Risk versus impact (or Consequences)

The probability of a risk materializing, as computed from the risk equation (where r = f (t, v)), should not be confused with the potential magnitude of impact that the risk may cause. For example, a statement such as, “the risk is high as it can cause significant financial losses to our organization” is misleading. Does the risk have a high probability of occurrence because of the financial value involved, or because there is a threat that is likely to materialize due to the existence of certain vulnerabilities that can be easily exploited? We need clarity in order to manage the risk effectively. The magnitude of a risk materializing, also known as potential impact, is the outcome or consequence, not inherent in the risk itself. Impact is related to the value of the system as an asset, not the risk per se. Impact assessment is therefore a separate tool that is used in risk management, not in risk analysis. We should not rate a risk as high simply because the value of the asset involved is high. 

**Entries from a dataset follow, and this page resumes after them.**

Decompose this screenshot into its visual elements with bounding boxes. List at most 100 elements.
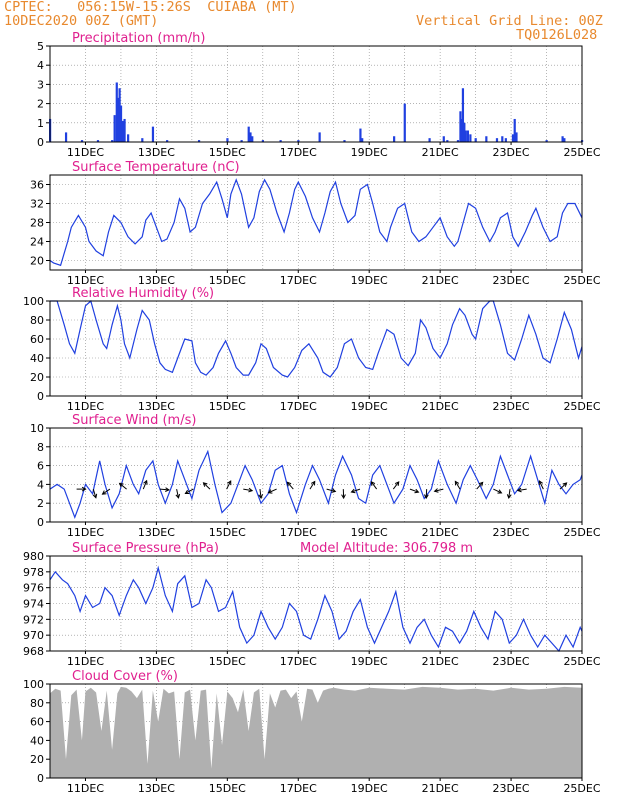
x-tick-label: 11DEC xyxy=(67,782,104,795)
precip-bar xyxy=(240,140,243,142)
y-tick-label: 0 xyxy=(37,772,44,785)
x-tick-label: 21DEC xyxy=(422,655,459,668)
series-line xyxy=(49,178,583,267)
x-tick-label: 25DEC xyxy=(563,146,600,159)
wind-arrow xyxy=(370,481,378,490)
wind-arrow-head xyxy=(258,494,263,500)
x-tick-label: 17DEC xyxy=(280,274,317,287)
y-tick-label: 100 xyxy=(23,295,44,308)
x-tick-label: 15DEC xyxy=(209,274,246,287)
x-tick-label: 17DEC xyxy=(280,526,317,539)
x-tick-label: 19DEC xyxy=(351,146,388,159)
wind-arrow-head xyxy=(562,482,568,487)
precip-bar xyxy=(111,140,114,142)
wind-arrow xyxy=(243,488,253,492)
y-tick-label: 2 xyxy=(37,98,44,111)
y-tick-label: 60 xyxy=(30,333,44,346)
x-tick-label: 25DEC xyxy=(563,400,600,413)
x-tick-label: 13DEC xyxy=(138,526,175,539)
precip-bar xyxy=(466,130,469,142)
x-tick-label: 17DEC xyxy=(280,400,317,413)
precip-bar xyxy=(513,118,516,142)
panel-title: Surface Wind (m/s) xyxy=(72,413,196,428)
wind-arrow-head xyxy=(286,481,292,487)
wind-arrow xyxy=(434,488,444,492)
wind-arrow xyxy=(185,488,194,494)
panel-title: Surface Temperature (nC) xyxy=(72,160,240,175)
precip-bar xyxy=(501,136,504,142)
wind-arrow-head xyxy=(92,493,98,499)
y-tick-label: 3 xyxy=(37,78,44,91)
x-tick-label: 15DEC xyxy=(209,400,246,413)
wind-arrow-head xyxy=(118,482,124,488)
y-tick-label: 1 xyxy=(37,117,44,130)
wind-arrow xyxy=(454,481,461,490)
wind-arrow-head xyxy=(101,490,107,495)
x-tick-label: 19DEC xyxy=(351,400,388,413)
x-tick-label: 17DEC xyxy=(280,782,317,795)
x-tick-label: 15DEC xyxy=(209,526,246,539)
x-tick-label: 23DEC xyxy=(493,146,530,159)
wind-arrow-head xyxy=(506,494,512,500)
precip-bar xyxy=(247,126,250,142)
y-tick-label: 20 xyxy=(30,371,44,384)
precip-bar xyxy=(318,132,321,142)
wind-arrow xyxy=(538,480,544,490)
precip-bar xyxy=(442,136,445,142)
precip-bar xyxy=(118,88,121,142)
x-tick-label: 23DEC xyxy=(493,782,530,795)
wind-arrow xyxy=(102,488,111,495)
y-tick-label: 40 xyxy=(30,352,44,365)
y-tick-label: 40 xyxy=(30,734,44,747)
wind-arrow-head xyxy=(424,494,429,500)
wind-arrow xyxy=(508,489,511,499)
wind-arrow xyxy=(326,488,336,492)
x-tick-label: 13DEC xyxy=(138,400,175,413)
wind-arrow xyxy=(119,483,127,490)
x-tick-label: 25DEC xyxy=(563,526,600,539)
wind-arrow-head xyxy=(341,494,346,500)
y-tick-label: 0 xyxy=(37,390,44,403)
precip-bar xyxy=(279,140,282,142)
x-tick-label: 11DEC xyxy=(67,400,104,413)
wind-arrow xyxy=(392,481,400,490)
precip-bar xyxy=(463,122,466,142)
y-tick-label: 972 xyxy=(23,613,44,626)
precip-bar xyxy=(123,118,126,142)
precip-bar xyxy=(561,136,564,142)
wind-arrow-head xyxy=(414,488,420,494)
wind-arrow xyxy=(351,488,361,493)
y-tick-label: 28 xyxy=(30,217,44,230)
precip-bar xyxy=(403,103,406,142)
wind-arrow xyxy=(92,488,97,498)
panel-5: 0 20 40 60 80 100 11DEC 13DEC 15DEC 17DEC 19DEC 21D… xyxy=(23,669,601,795)
x-tick-label: 19DEC xyxy=(351,274,388,287)
wind-arrow xyxy=(517,488,527,492)
grid-note: Vertical Grid Line: 00Z xyxy=(416,13,603,29)
wind-arrow xyxy=(559,482,567,490)
precip-bar xyxy=(515,132,518,142)
wind-arrow-head xyxy=(227,480,232,486)
y-tick-label: 0 xyxy=(37,516,44,529)
y-tick-label: 0 xyxy=(37,136,44,149)
y-tick-label: 974 xyxy=(23,598,44,611)
x-tick-label: 15DEC xyxy=(209,782,246,795)
wind-arrow xyxy=(259,489,262,499)
y-tick-label: 970 xyxy=(23,629,44,642)
x-tick-label: 15DEC xyxy=(209,655,246,668)
panel-frame xyxy=(49,174,583,271)
y-tick-label: 968 xyxy=(23,645,44,658)
precip-bar xyxy=(359,128,362,142)
wind-arrow xyxy=(409,488,419,493)
panel-frame xyxy=(49,683,583,779)
precip-bar xyxy=(474,138,477,142)
x-tick-label: 13DEC xyxy=(138,146,175,159)
x-tick-label: 21DEC xyxy=(422,274,459,287)
y-tick-label: 20 xyxy=(30,753,44,766)
wind-arrow xyxy=(142,480,148,490)
x-tick-label: 21DEC xyxy=(422,146,459,159)
x-tick-label: 13DEC xyxy=(138,782,175,795)
x-tick-label: 13DEC xyxy=(138,274,175,287)
x-tick-label: 15DEC xyxy=(209,146,246,159)
panel-frame xyxy=(49,45,583,143)
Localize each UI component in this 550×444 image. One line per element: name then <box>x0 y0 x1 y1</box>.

By separating impact from the risk measurement, we can make our risk management decisions based on the significance of the risk in relation to the value of assets independently. We can weigh which is more important in a given context, and whether to focus on the value of the asset, or the risk specifically. Considering a two-level high-low risk rating system, we will have four situations:

  1. Low risk, high impact
  2. Low risk, low impact
  3. High risk, low impact 
  4. High risk, high impact

It is clear from this breakdown that our top priority for managing risk will be on systems that fall into situation #4--high risk, high impact. Our next priority, i.e., either #1 or #3, will depend on whether we consider the principle of "security is only as strong as the weakest link" should weigh more than the value of the specific asset involved.  In a highly connected system environment where low and high value assets are interconnected and have dependency on each other, a high-risk issue despite being found on a low value asset may still result in impacting high value asset due to their dependency and/or connectivity. In such a case, situation #3 will take precedence over situation #1. Alternatively, we may isolate systems in #3 and address the risk issue in situation #1 with a higher priority.  In either case, addressing situation #1 will still be desired to prevent or reduce the effect of a Black Swan event (Taleb, 2007) should the low risk materialize on a high value system. We should also continue to monitor and re-evaluate systems in situation #2 to make sure that they neither become the "weakest link" nor a Black Swan.

References

Bernstein, P. L. (1999). Patterns in the Dark - Understanding risk and financial crisis with complexity theory: John Wiley & Sons, Inc.

Knight, F. (2006). Risk, uncertainty and profit. New York: Dover Publications, Inc.

McChrystal, S., & Butrico, A. (2021). Risk - A User’s Guide: Penguin Business.

Schwartau, W. (2001). Time Based Security - Measuring Security and Defensive Strategies in a Networked Environment (Revised ed.): Interpact Press.

Stewart, J. M., Chapple, M., & Gibson, D. (2015). (ISC)2 Certified Information Systems Security Professional (CISSP) Official Study Guide (7th ed.): John Wiley and Sons.

Taleb, N. N. (2007). The Black Swan: Pengiun Books.